If you have the gumption to read the

paper on nonlinear standing waves on the

sphere, take a gander at figure 7. Note that this is simply my fascinating

friend the

disdyakis triacontahedron.

So this is kind of interesting. The theory that I have is that the

types of standing waves formed can be strongly influenced by the circulation

patterns imposed by the magnetic fields containing the plasma. Note that

in inertial electrostatic confinement, the ions in the plasma are *not*

contained by magnetic fields. However in Bussard’s fusor based on magnetic

traps for electrons, there *is* a magnetic field which the ions will be

influenced by. As charged particles, they are going to move in specific

ways in reaction to the magnetic fields which are confining the electrons (which

are in turn confining the ions). I’m not sure about all the coupling of

the magnetic fields in a plasma, but I believe these magnetic fields should have

a strong statistical effect on the movement of ions in the core.

The upshot is that the spherical symmetry of the magnetic confinement field

in Bussard’s design should have major influence on the symmetry patterns formed

by the spherical standing waves. My theory is that the influence of the

electron magnetic containment fields should be so strong as to actually

determine the symmetry of the standing waves in the plasma core. In IEC

fusion devices which use spherical grids, my theory predicts the symmetry of the

standing waves is determined by the grid symmetry.

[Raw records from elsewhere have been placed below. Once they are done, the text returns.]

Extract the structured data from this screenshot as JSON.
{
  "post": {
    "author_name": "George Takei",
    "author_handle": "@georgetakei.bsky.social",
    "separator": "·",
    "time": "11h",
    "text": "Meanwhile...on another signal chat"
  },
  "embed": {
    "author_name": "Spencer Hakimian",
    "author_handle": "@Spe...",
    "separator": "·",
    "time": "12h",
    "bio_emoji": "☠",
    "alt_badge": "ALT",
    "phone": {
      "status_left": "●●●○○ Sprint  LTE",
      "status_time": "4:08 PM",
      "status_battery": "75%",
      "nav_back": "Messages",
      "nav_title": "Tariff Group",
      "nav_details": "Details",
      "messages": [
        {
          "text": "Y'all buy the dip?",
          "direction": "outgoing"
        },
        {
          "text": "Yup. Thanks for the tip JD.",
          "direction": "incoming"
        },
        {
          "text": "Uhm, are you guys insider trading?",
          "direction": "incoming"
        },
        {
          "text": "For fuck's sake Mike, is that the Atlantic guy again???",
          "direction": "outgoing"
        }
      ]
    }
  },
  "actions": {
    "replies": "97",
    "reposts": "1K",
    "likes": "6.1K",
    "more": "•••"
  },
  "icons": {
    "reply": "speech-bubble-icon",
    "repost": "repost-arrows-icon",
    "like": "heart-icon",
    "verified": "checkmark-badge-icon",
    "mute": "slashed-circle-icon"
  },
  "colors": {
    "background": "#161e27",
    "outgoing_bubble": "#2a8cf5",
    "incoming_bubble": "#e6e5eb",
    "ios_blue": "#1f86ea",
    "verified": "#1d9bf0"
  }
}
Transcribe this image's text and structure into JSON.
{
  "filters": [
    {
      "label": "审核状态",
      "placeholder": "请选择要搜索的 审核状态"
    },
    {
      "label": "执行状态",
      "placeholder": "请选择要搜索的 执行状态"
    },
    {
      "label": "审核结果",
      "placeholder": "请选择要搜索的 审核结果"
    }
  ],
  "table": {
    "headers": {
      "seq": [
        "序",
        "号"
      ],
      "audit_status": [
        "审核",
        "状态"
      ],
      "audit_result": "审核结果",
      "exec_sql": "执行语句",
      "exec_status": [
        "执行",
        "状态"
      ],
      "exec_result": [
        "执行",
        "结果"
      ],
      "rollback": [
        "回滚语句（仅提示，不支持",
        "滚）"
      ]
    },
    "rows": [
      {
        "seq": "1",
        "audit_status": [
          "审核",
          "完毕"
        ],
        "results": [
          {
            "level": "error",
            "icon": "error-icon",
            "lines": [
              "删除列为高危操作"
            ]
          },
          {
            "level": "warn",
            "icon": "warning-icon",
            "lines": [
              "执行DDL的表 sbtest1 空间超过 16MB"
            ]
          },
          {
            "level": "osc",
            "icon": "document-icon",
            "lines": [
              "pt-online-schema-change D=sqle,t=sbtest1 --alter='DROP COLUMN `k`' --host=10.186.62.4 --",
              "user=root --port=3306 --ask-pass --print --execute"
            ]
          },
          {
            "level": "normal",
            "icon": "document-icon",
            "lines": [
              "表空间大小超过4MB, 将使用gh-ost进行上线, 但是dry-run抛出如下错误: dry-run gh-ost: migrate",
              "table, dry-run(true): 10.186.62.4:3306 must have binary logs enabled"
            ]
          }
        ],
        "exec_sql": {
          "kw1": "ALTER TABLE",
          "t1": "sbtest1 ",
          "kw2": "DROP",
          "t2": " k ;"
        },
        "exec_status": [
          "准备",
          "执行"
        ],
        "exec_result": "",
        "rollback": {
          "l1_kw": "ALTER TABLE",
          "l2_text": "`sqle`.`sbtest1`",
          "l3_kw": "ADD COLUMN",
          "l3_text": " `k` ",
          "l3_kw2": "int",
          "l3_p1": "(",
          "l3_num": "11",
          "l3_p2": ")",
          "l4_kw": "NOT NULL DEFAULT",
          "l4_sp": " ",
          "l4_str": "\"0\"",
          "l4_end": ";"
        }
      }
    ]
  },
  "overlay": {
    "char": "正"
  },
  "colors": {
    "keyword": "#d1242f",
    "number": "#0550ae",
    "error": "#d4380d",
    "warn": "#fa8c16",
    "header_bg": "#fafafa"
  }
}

I have no idea if this is true, but it sure seems reasonable to me. I

have no idea as to how I’ll actually experimentally verify the symmetry of

standing waves. I actually have to start generating them first. If I

could penetrate the math of Christoph Gugg’s

interesting paper,

perhaps I would be closer to an answer. Certainly, talking to Harlan about

my understanding of the issues will at least provide a first approximation as to

whether I’m on a wild goose chase or not.